In contrast, my mother, four sisters, and I had seemingly escaped heart disease. That the women in our family would remain protected was a comforting, yet mistaken, idea. At the age of 38, my daughter, Jamie, required a valve transplant, and a few years later suffered cardiac arrest and nearly died. Today, thanks to educational efforts on many fronts, most of us are aware that heart disease is the number-one killer of women.

Yet even more education is needed about another segment of society increasingly affected by heart disease: children.

Today, growing numbers of children are at risk for developing heart disease because of the rising incidence of childhood obesity. The issue has become so urgent that blood pressure screening should start at age 3, according to a report in Pediatrics prepared by the National High Blood Pressure Education Program Working Group on High Blood Pressure in Children and Adolescents.

The authors write, “Primary hypertension is detectable in the young and occurs commonly. The long-term health risks for hypertensive children and adolescents can be substantial.” Moreover, the authors urge pediatricians to become familiar with the evaluation and treatment of hypertension in children.

The National Heart, Lung, and Blood Institute also urges pediatricians, pediatric nurses, school health personnel, and health-care providers for children and adolescents, to screen for heart disease by measuring blood pressure.
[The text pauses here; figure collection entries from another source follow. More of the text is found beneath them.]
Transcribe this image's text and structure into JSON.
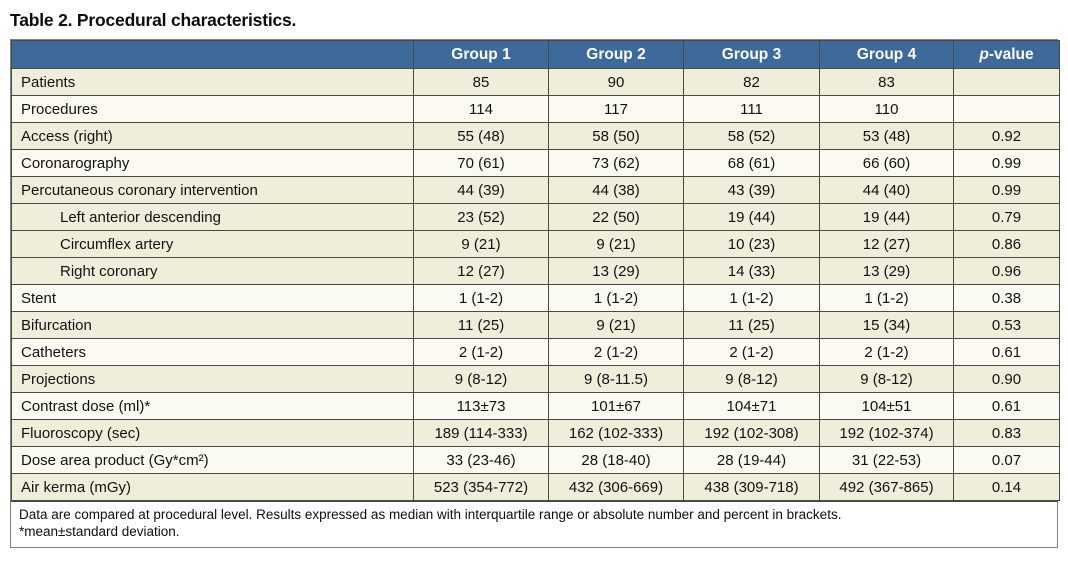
{
  "page_title": "Table 2. Procedural characteristics.",
  "colors": {
    "header_bg": "#3d699b",
    "header_text": "#ffffff",
    "header_divider": "#c2cfdf",
    "row_cream": "#f0edda",
    "row_white": "#fbfaf2",
    "grid_line": "#4a4a42"
  },
  "table": {
    "columns": [
      "",
      "Group 1",
      "Group 2",
      "Group 3",
      "Group 4",
      "p-value"
    ],
    "header_p_italic": "p",
    "header_p_rest": "-value",
    "rows": [
      {
        "label": "Patients",
        "indent": false,
        "shade": "cream",
        "values": [
          "85",
          "90",
          "82",
          "83",
          ""
        ]
      },
      {
        "label": "Procedures",
        "indent": false,
        "shade": "white",
        "values": [
          "114",
          "117",
          "111",
          "110",
          ""
        ]
      },
      {
        "label": "Access (right)",
        "indent": false,
        "shade": "cream",
        "values": [
          "55 (48)",
          "58 (50)",
          "58 (52)",
          "53 (48)",
          "0.92"
        ]
      },
      {
        "label": "Coronarography",
        "indent": false,
        "shade": "white",
        "values": [
          "70 (61)",
          "73 (62)",
          "68 (61)",
          "66 (60)",
          "0.99"
        ]
      },
      {
        "label": "Percutaneous coronary intervention",
        "indent": false,
        "shade": "cream",
        "values": [
          "44 (39)",
          "44 (38)",
          "43 (39)",
          "44 (40)",
          "0.99"
        ]
      },
      {
        "label": "Left anterior descending",
        "indent": true,
        "shade": "cream",
        "values": [
          "23 (52)",
          "22 (50)",
          "19 (44)",
          "19 (44)",
          "0.79"
        ]
      },
      {
        "label": "Circumflex artery",
        "indent": true,
        "shade": "cream",
        "values": [
          "9 (21)",
          "9 (21)",
          "10 (23)",
          "12 (27)",
          "0.86"
        ]
      },
      {
        "label": "Right coronary",
        "indent": true,
        "shade": "cream",
        "values": [
          "12 (27)",
          "13 (29)",
          "14 (33)",
          "13 (29)",
          "0.96"
        ]
      },
      {
        "label": "Stent",
        "indent": false,
        "shade": "white",
        "values": [
          "1 (1-2)",
          "1 (1-2)",
          "1 (1-2)",
          "1 (1-2)",
          "0.38"
        ]
      },
      {
        "label": "Bifurcation",
        "indent": false,
        "shade": "cream",
        "values": [
          "11 (25)",
          "9 (21)",
          "11 (25)",
          "15 (34)",
          "0.53"
        ]
      },
      {
        "label": "Catheters",
        "indent": false,
        "shade": "white",
        "values": [
          "2 (1-2)",
          "2 (1-2)",
          "2 (1-2)",
          "2 (1-2)",
          "0.61"
        ]
      },
      {
        "label": "Projections",
        "indent": false,
        "shade": "cream",
        "values": [
          "9 (8-12)",
          "9 (8-11.5)",
          "9 (8-12)",
          "9 (8-12)",
          "0.90"
        ]
      },
      {
        "label": "Contrast dose (ml)*",
        "indent": false,
        "shade": "white",
        "values": [
          "113±73",
          "101±67",
          "104±71",
          "104±51",
          "0.61"
        ]
      },
      {
        "label": "Fluoroscopy (sec)",
        "indent": false,
        "shade": "cream",
        "values": [
          "189 (114-333)",
          "162 (102-333)",
          "192 (102-308)",
          "192 (102-374)",
          "0.83"
        ]
      },
      {
        "label": "Dose area product (Gy*cm²)",
        "indent": false,
        "shade": "white",
        "values": [
          "33 (23-46)",
          "28 (18-40)",
          "28 (19-44)",
          "31 (22-53)",
          "0.07"
        ]
      },
      {
        "label": "Air kerma (mGy)",
        "indent": false,
        "shade": "cream",
        "values": [
          "523 (354-772)",
          "432 (306-669)",
          "438 (309-718)",
          "492 (367-865)",
          "0.14"
        ]
      }
    ],
    "footnote_line1": "Data are compared at procedural level. Results expressed as median with interquartile range or absolute number and percent in brackets.",
    "footnote_line2": "*mean±standard deviation."
  }
}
Since children have lower readings than adults, the Institute developed a special hypertension-screening tool to measure blood pressure in pediatric and adolescent children ages 3 through 17.

What can concerned parents, grandparents, and family members do? In a New England Journal of Medicine editorial, David S. Ludwig, an associate professor at Harvard Medical School and Director of Medicine at Children's Hospital in Boston, outlines three measures that concerned adults could support:

Regulation of junk-food advertising

Funding for healthy lunches and physical activities at school

Requiring that insurers cover programs to prevent and treat child obesity

Parents can also become familiar with the American Heart Association's overview of exercise and nutrition guidelines for children.

If enough of us get involved, we can make a difference in the lives of young ones around us, whether they are our students, neighbors, sons, daughters, or grandchildren. What can you do?